Nonostante le controversie tra avvocati e pm, il 6 dicembre 2011 Stasi viene assolto per insufficienza di prove. La procura ricorre in Cassazione, che il 13 aprile 2013 sorprendentemente annulla la sentenza e ordina un nuovo processo. Nuove perizie sui campioni di DNA e su un capello trovato tra le mani di Chiara vengono eseguite.
Nel secondo appello, il 17 dicembre 2014, Stasi viene condannato a 24 anni di prigione, poi ridotti a 16 per il rito abbreviato. L'accusa è di omicidio volontario, ma senza le aggravanti di crudeltà e premeditazione. Gli esami del DNA non permettono di stabilire con certezza se i campioni appartengano a Stasi, ma nemmeno di escluderlo. La condanna si basa anche su una "superperizia" che suggerisce che Stasi, dopo aver scoperto il corpo di Chiara, abbia avuto il tempo di pulire la scena del crimine e cambiarsi, inscenando un finto ritrovamento. Non emerge un movente chiaro, ma si parla di "un momento di rabbia".

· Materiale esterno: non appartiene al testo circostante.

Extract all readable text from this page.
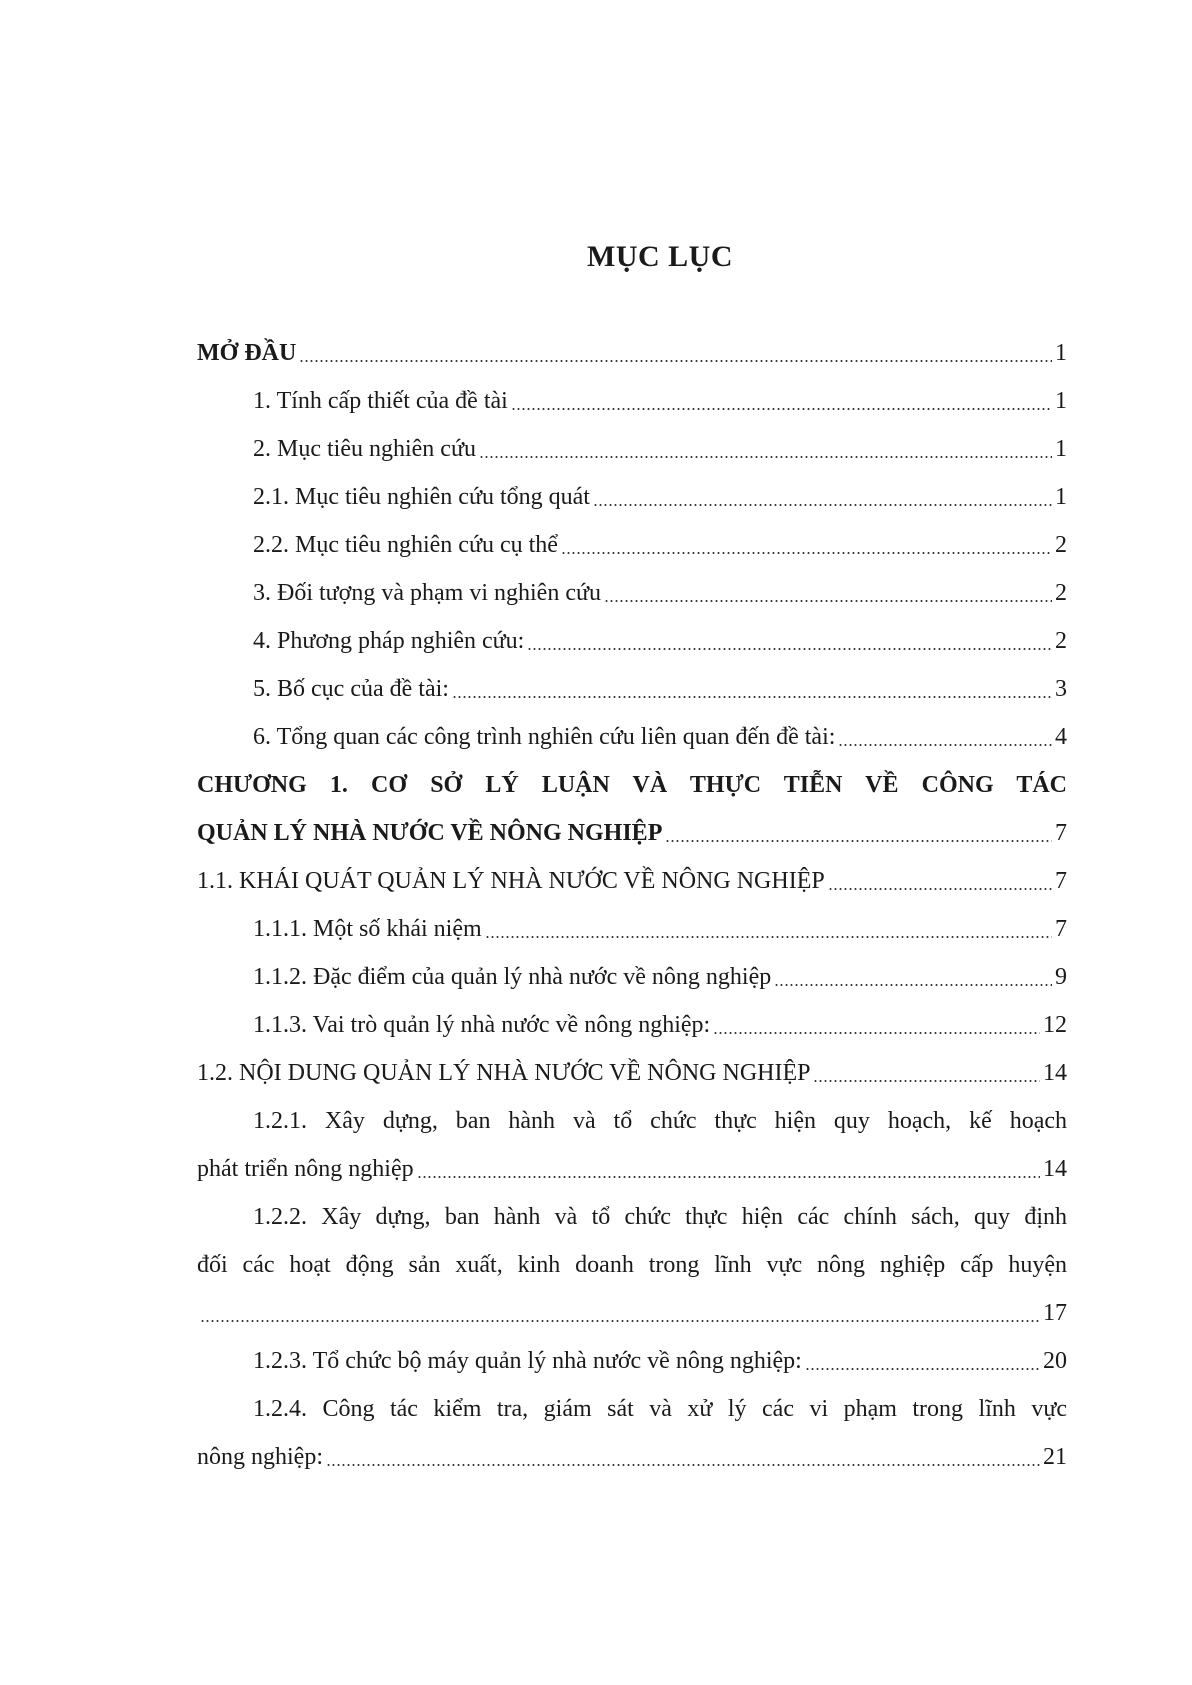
MỤC LỤC
MỞ ĐẦU	1
1. Tính cấp thiết của đề tài	1
2. Mục tiêu nghiên cứu	1
2.1. Mục tiêu nghiên cứu tổng quát	1
2.2. Mục tiêu nghiên cứu cụ thể	2
3. Đối tượng và phạm vi nghiên cứu	2
4. Phương pháp nghiên cứu:	2
5. Bố cục của đề tài:	3
6. Tổng quan các công trình nghiên cứu liên quan đến đề tài:	4
CHƯƠNG 1. CƠ SỞ LÝ LUẬN VÀ THỰC TIỄN VỀ CÔNG TÁC
QUẢN LÝ NHÀ NƯỚC VỀ NÔNG NGHIỆP	7
1.1. KHÁI QUÁT QUẢN LÝ NHÀ NƯỚC VỀ NÔNG NGHIỆP	7
1.1.1. Một số khái niệm	7
1.1.2. Đặc điểm của quản lý nhà nước về nông nghiệp	9
1.1.3. Vai trò quản lý nhà nước về nông nghiệp:	12
1.2. NỘI DUNG QUẢN LÝ NHÀ NƯỚC VỀ NÔNG NGHIỆP	14
1.2.1. Xây dựng, ban hành và tổ chức thực hiện quy hoạch, kế hoạch
phát triển nông nghiệp	14
1.2.2. Xây dựng, ban hành và tổ chức thực hiện các chính sách, quy định
đối các hoạt động sản xuất, kinh doanh trong lĩnh vực nông nghiệp cấp huyện
17
1.2.3. Tổ chức bộ máy quản lý nhà nước về nông nghiệp:	20
1.2.4. Công tác kiểm tra, giám sát và xử lý các vi phạm trong lĩnh vực
nông nghiệp:	21
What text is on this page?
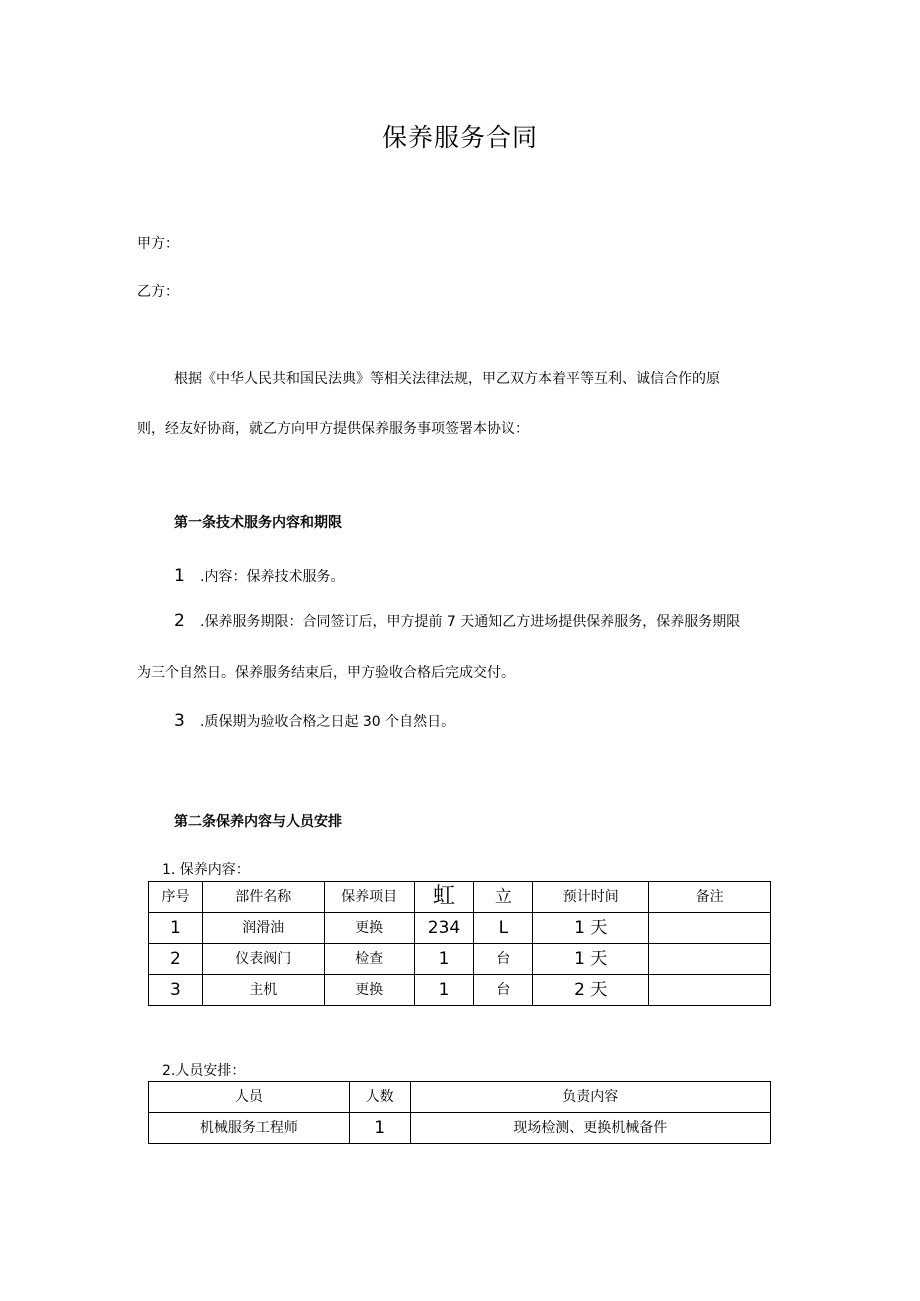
保养服务合同
甲方：
乙方：
根据《中华人民共和国民法典》等相关法律法规，甲乙双方本着平等互利、诚信合作的原
则，经友好协商，就乙方向甲方提供保养服务事项签署本协议：
第一条技术服务内容和期限
1 .内容：保养技术服务。
2 .保养服务期限：合同签订后，甲方提前 7 天通知乙方进场提供保养服务，保养服务期限
为三个自然日。保养服务结束后，甲方验收合格后完成交付。
3 .质保期为验收合格之日起 30 个自然日。
第二条保养内容与人员安排
1. 保养内容：
序号	部件名称	保养项目	虹	立	预计时间	备注
1	润滑油	更换	234	L	1 天	
2	仪表阀门	检查	1	台	1 天	
3	主机	更换	1	台	2 天	
2.人员安排：
人员	人数	负责内容
机械服务工程师	1	现场检测、更换机械备件
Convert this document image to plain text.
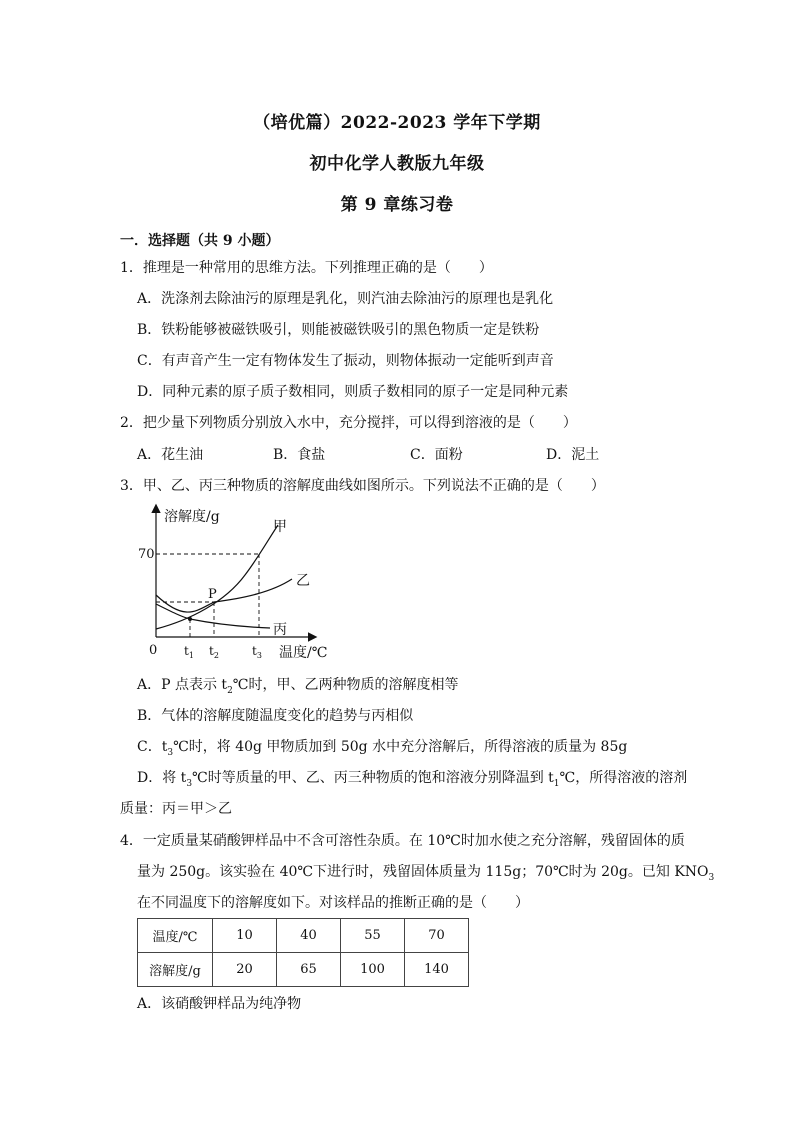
（培优篇）2022-2023 学年下学期
初中化学人教版九年级
第 9 章练习卷
一．选择题（共 9 小题）
1．推理是一种常用的思维方法。下列推理正确的是（　　）
A．洗涤剂去除油污的原理是乳化，则汽油去除油污的原理也是乳化
B．铁粉能够被磁铁吸引，则能被磁铁吸引的黑色物质一定是铁粉
C．有声音产生一定有物体发生了振动，则物体振动一定能听到声音
D．同种元素的原子质子数相同，则质子数相同的原子一定是同种元素
2．把少量下列物质分别放入水中，充分搅拌，可以得到溶液的是（　　）
A．花生油	B．食盐	C．面粉	D．泥土
3．甲、乙、丙三种物质的溶解度曲线如图所示。下列说法不正确的是（　　）
溶解度/g
温度/℃
0
70
P
甲
乙
丙
$t_1$ $t_2$	$t_3$
A．P 点表示 $t_2℃$时，甲、乙两种物质的溶解度相等
B．气体的溶解度随温度变化的趋势与丙相似
C．$t_3℃$时，将 40g 甲物质加到 50g 水中充分溶解后，所得溶液的质量为 85g
D．将 $t_3℃$时等质量的甲、乙、丙三种物质的饱和溶液分别降温到 $t_1℃$，所得溶液的溶剂
质量：丙＝甲＞乙
4．一定质量某硝酸钾样品中不含可溶性杂质。在 10℃时加水使之充分溶解，残留固体的质
量为 250g。该实验在 40℃下进行时，残留固体质量为 115g；70℃时为 20g。已知 $KNO_3$
在不同温度下的溶解度如下。对该样品的推断正确的是（　　）
温度/℃	10	40	55	70
溶解度/g	20	65	100	140
A．该硝酸钾样品为纯净物
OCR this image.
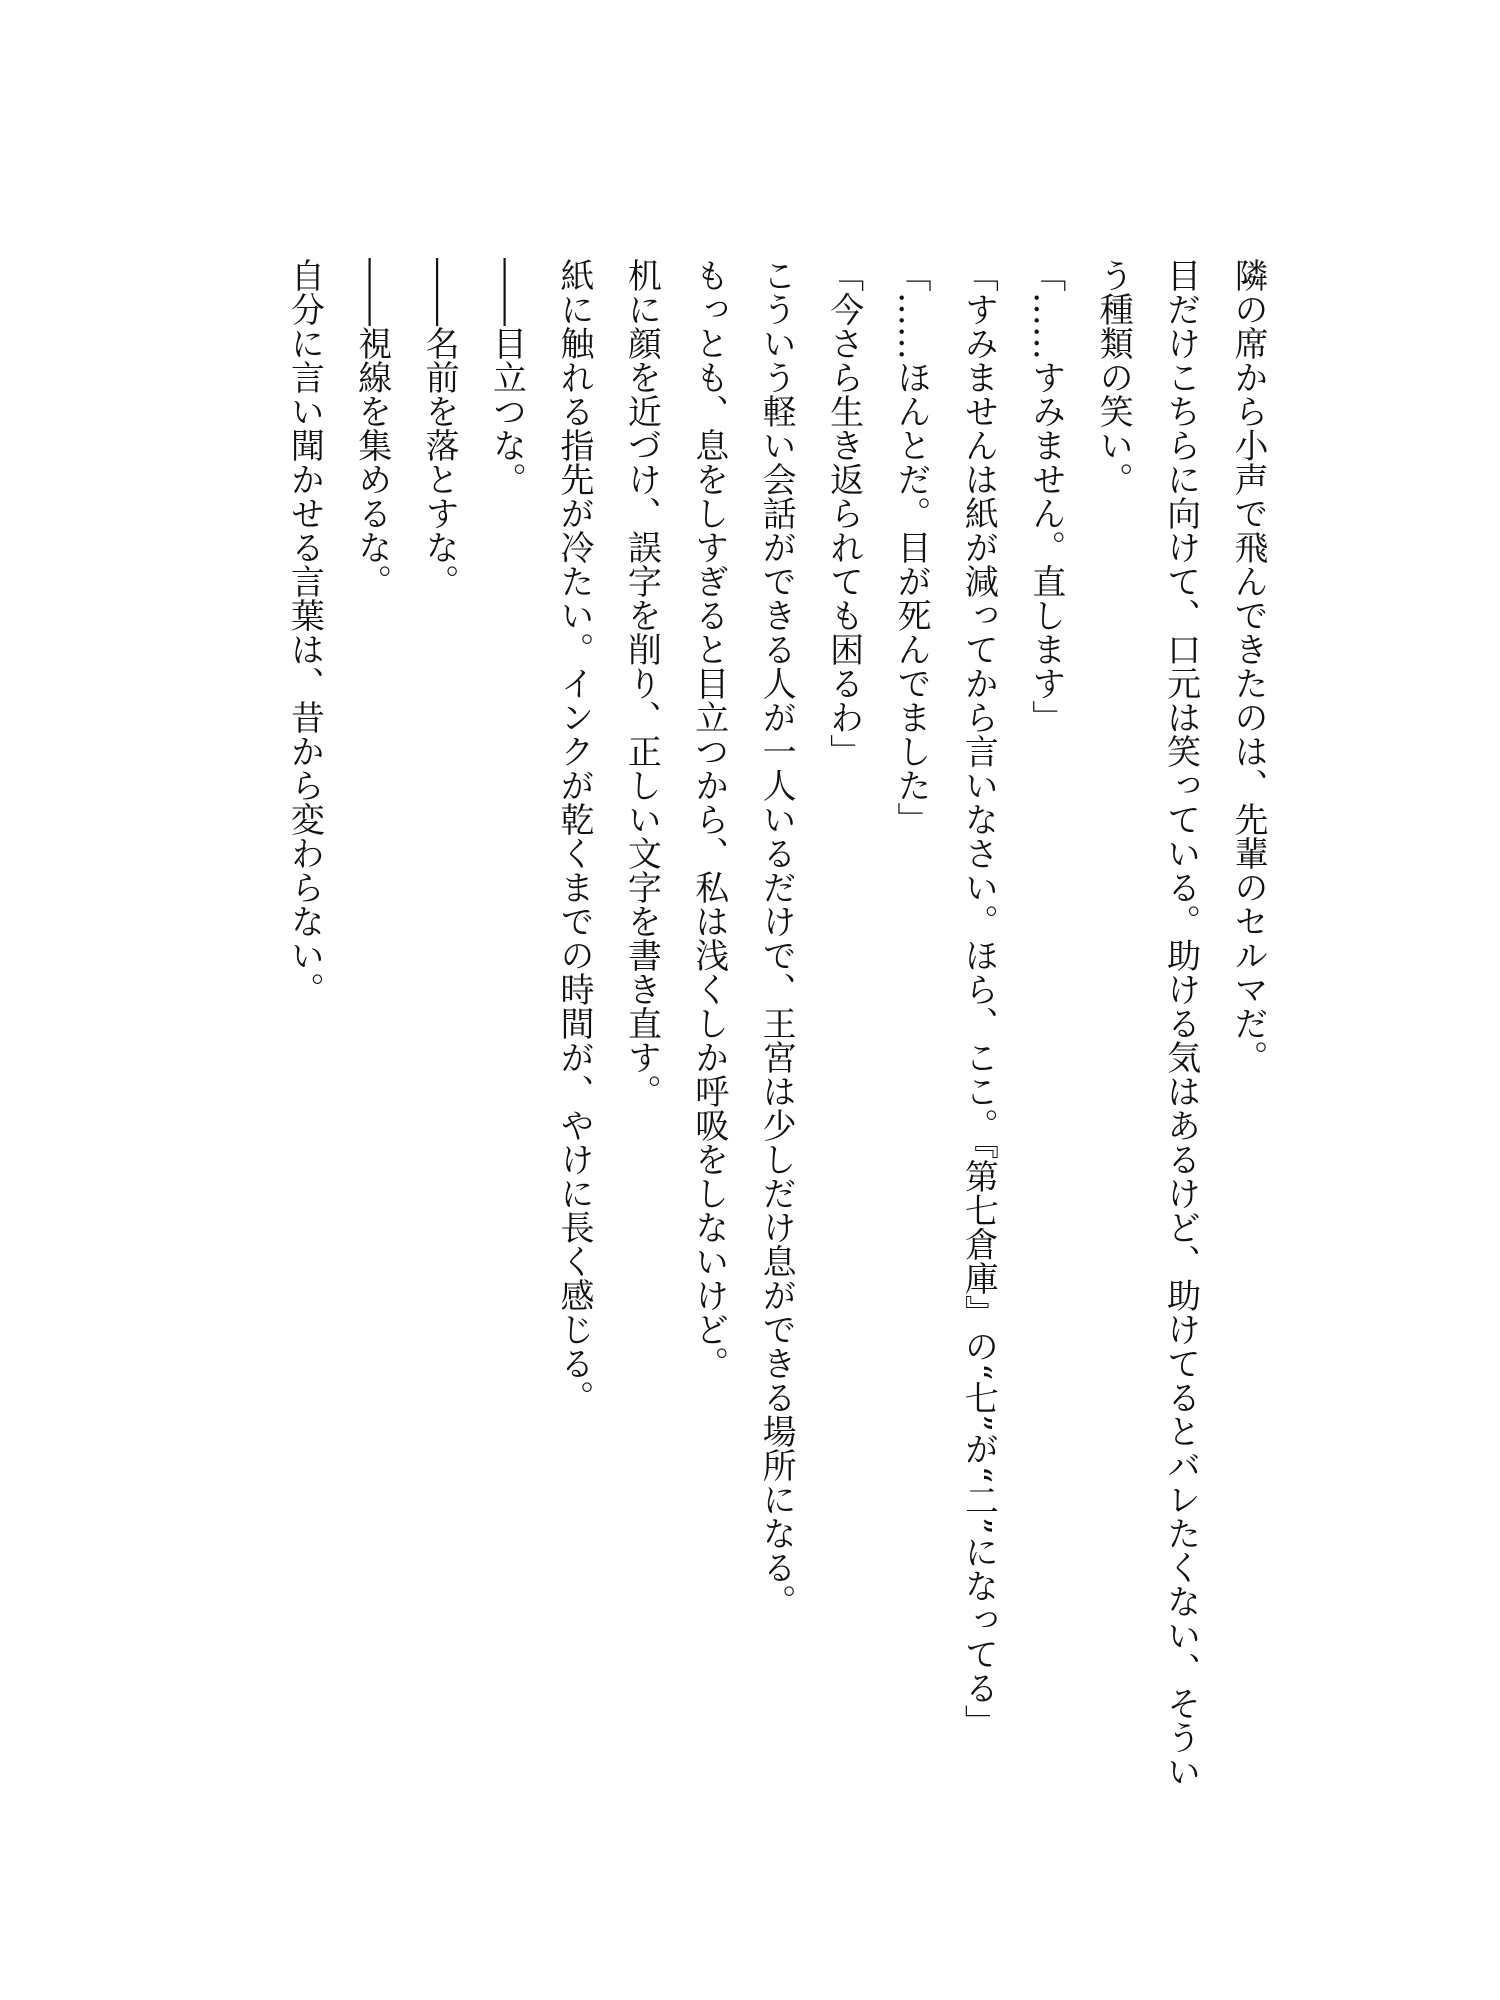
隣の席から小声で飛んできたのは、先輩のセルマだ。

目だけこちらに向けて、口元は笑っている。助ける気はあるけど、助けてるとバレたくない、そういう種類の笑い。

「……すみません。直します」

「すみませんは紙が減ってから言いなさい。ほら、ここ。『第七倉庫』の“七”が“二”になってる」

「……ほんとだ。目が死んでました」

「今さら生き返られても困るわ」

こういう軽い会話ができる人が一人いるだけで、王宮は少しだけ息ができる場所になる。

もっとも、息をしすぎると目立つから、私は浅くしか呼吸をしないけど。

机に顔を近づけ、誤字を削り、正しい文字を書き直す。

紙に触れる指先が冷たい。インクが乾くまでの時間が、やけに長く感じる。

――目立つな。

――名前を落とすな。

――視線を集めるな。

自分に言い聞かせる言葉は、昔から変わらない。
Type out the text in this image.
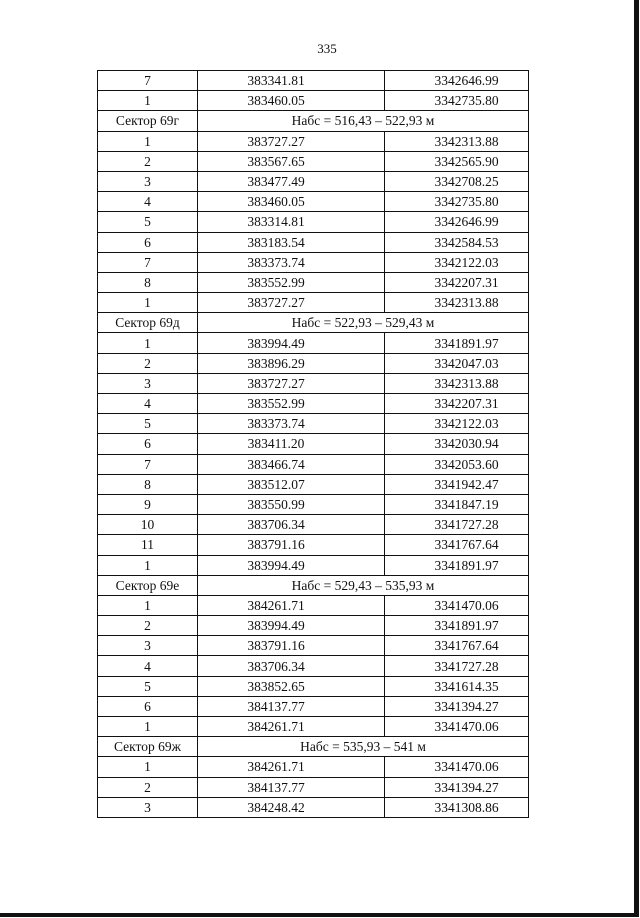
335
7	383341.81	3342646.99
1	383460.05	3342735.80
Сектор 69г	Набс = 516,43 – 522,93 м	
1	383727.27	3342313.88
2	383567.65	3342565.90
3	383477.49	3342708.25
4	383460.05	3342735.80
5	383314.81	3342646.99
6	383183.54	3342584.53
7	383373.74	3342122.03
8	383552.99	3342207.31
1	383727.27	3342313.88
Сектор 69д	Набс = 522,93 – 529,43 м	
1	383994.49	3341891.97
2	383896.29	3342047.03
3	383727.27	3342313.88
4	383552.99	3342207.31
5	383373.74	3342122.03
6	383411.20	3342030.94
7	383466.74	3342053.60
8	383512.07	3341942.47
9	383550.99	3341847.19
10	383706.34	3341727.28
11	383791.16	3341767.64
1	383994.49	3341891.97
Сектор 69е	Набс = 529,43 – 535,93 м	
1	384261.71	3341470.06
2	383994.49	3341891.97
3	383791.16	3341767.64
4	383706.34	3341727.28
5	383852.65	3341614.35
6	384137.77	3341394.27
1	384261.71	3341470.06
Сектор 69ж	Набс = 535,93 – 541 м	
1	384261.71	3341470.06
2	384137.77	3341394.27
3	384248.42	3341308.86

I legali di Stasi impugnano la condanna in Cassazione, chiedendo l'assoluzione o un nuovo processo. La procura invece sollecita un inasprimento della pena, riconoscendo l'aggravante della crudeltà. Gli avvocati difensori evidenziano i dubbi sulla colpevolezza di Stasi, come già riconosciuti nella sentenza precedente della Cassazione.
LA CONDANNA A 16 ANNI
Il procuratore della Cassazione, Oscar Cedrangolo, sorprende i giudici chiedendo l'annullamento della sentenza, suggerendo un rinvio. Nella sua requisitoria, afferma che non è possibile determinare se Alberto Stasi sia colpevole o innocente, ma è possibile valutare la qualità della sentenza. Tuttavia, il 12 dicembre 2015, la Quinta sezione della Cassazione conferma la condanna di Stasi a 16 anni di reclusione, con sentenza definitiva. Poche ore dopo, Stasi si presenta spontaneamente al carcere di Bollate.
Nel 2016, i legali di Stasi cercano di riaprire il caso, ingaggiando un'agenzia di investigazione e il genetista Pasquale Linarello, che rivede la perizia e ritiene che il DNA raccolto, pur incompleto, escluda la presenza di Stasi e indichi tracce di Andrea Sempio, amico del fratello della vittima. Sempio, che aveva fornito un alibi solido, risulta essere stato in contatto telefonico con la famiglia Poggi nelle ore precedenti l’omicidio, suscitando nuovi sospetti. Nonostante ciò, la procura di Pavia, dopo aver ascoltato nuovamente il perito e Sempio, chiude rapidamente l'inchiesta senza disporre nuovi esami sul DNA, archiviando il caso.